As God blessed my habitat business and it continued to grow, I was able to observe deer responding in the same way on more farm's, to many to ignore.


Note here that we have planted hundreds of hybrid oaks which bear sweet, low tannin acorns, around the perimeter of the plot.




When deer have everything they need in one place year around, year after year they become habituated to depending on those food sources. Whitetails are not like us, they don't get bored with what's for dinner. They are survivors they are interested in nothing more than having a safe place to bed and feed. A centrally located feeding area, screened by conifers and shrubs and surrounded by thick bedding cover is like winning the lottery to a whitetail!


With everything they require and more, deer not only won't leave but they will do the same thing every day. They will travel the same runways, enter the plot the same place and largely ignore other neighboring crops.


This field has been in corn and soybeans every year for a decade or more yet deer walk right through it, they are so acclimated to finding everything they need in plot beyond.

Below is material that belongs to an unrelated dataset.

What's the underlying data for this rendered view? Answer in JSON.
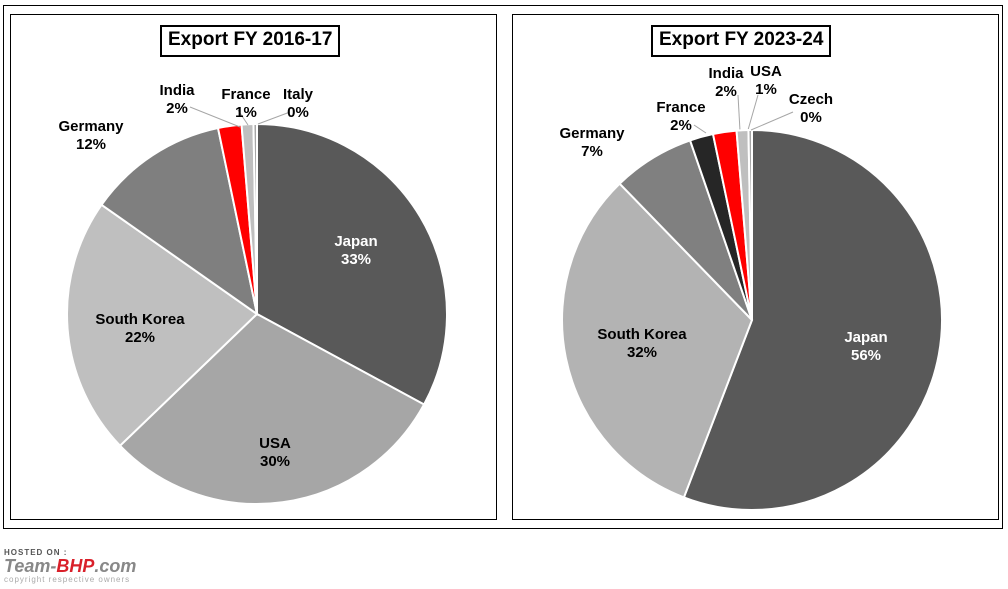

You see it's not about brassicas or rye it's about habitat, utilizing every square inch of property to maximize your property for whitetails. Obviously hunting a deer that does exactly the same thing every day is easier than one that is forced to change constantly. Hunting whitetails that bed close to feed because they feel safe in thick cover rather then a half mile away in open timber, they will be under your stand before dark.


When deer walk through standing corn to get to the rye, brassicas and clover they come to depend on they are easier to kill.

Brassicas are just one tool in our habitat plan, while very important they alone are not the answer.




Bucks will travel during the rut when feed of any kind is of little interest to them. They will however check both feeding and bedding areas in search of and they will hit the rye and brassicas hard when the rut end's.



Brassicas yields are beyond what most whitetail managers can achieve growing other crops and far less expensive to grow. Even brassicas can be wiped out if planted alone and alone they can't feed deer year around so those that plant only brassicas or any other single crop will have a tough time holding big whitetails. Neighboring landowners will of course appreciate mismanagement that sends bucks roaming for food and cover.




Dbltree seed mix and rotation

Plant ALL in one plot in strips or blocks


Alice, Kopu II, Durana (or comparable) white clover 10% of plot, sow at 6#'s per acre with the rye combination in the fall or in the spring with oats and berseem clover. Correct Ph and P&K with soil tests


Brassicas in 45% of plot


Purple Top Turnips 3#

Dwarf Essex Rape 2#

GroundHog Forage radish 5#


Plant in mid to late July in most Midwest states, or 60-90 days before your first killing frost, Use 200#'s of 46-0-0 urea and 400#'s of 6-28-28 per acre. Follow the dead brassicas with oats and berseem or crimson clover in mid spring at 60#'s oats and 12-15#'s berseem clover and/or crimson and/or 50#'s of chickling vetch)


Cereal Grain combo in 45% of plot...we use 50# each rye, oats and peas along with radish and clover seed all planted in half of each feeding area


Winter rye 50-80#'s per acre (56#'s = a bushel)

Spring oats 50-120#'s per acre (32#'s = a bushel)

Frostmaster Winter Peas or 4010/6040 Forage peas 20-80#'s per acre


Red Clover 8-12#'s per acre or white clover at 6#'s per acre (or 20-40 pounds hairy vetch and 20-30#'s crimson clover on sandy soils)

Groundhog Forage Radish 5#'s per acre


Plant in late August to early September, if following well fertilized brassicas use 100 - 200#'s of urea, if starting a new plot add 400#'s of 6-28-28 but for best results soil test and add only what is necessary.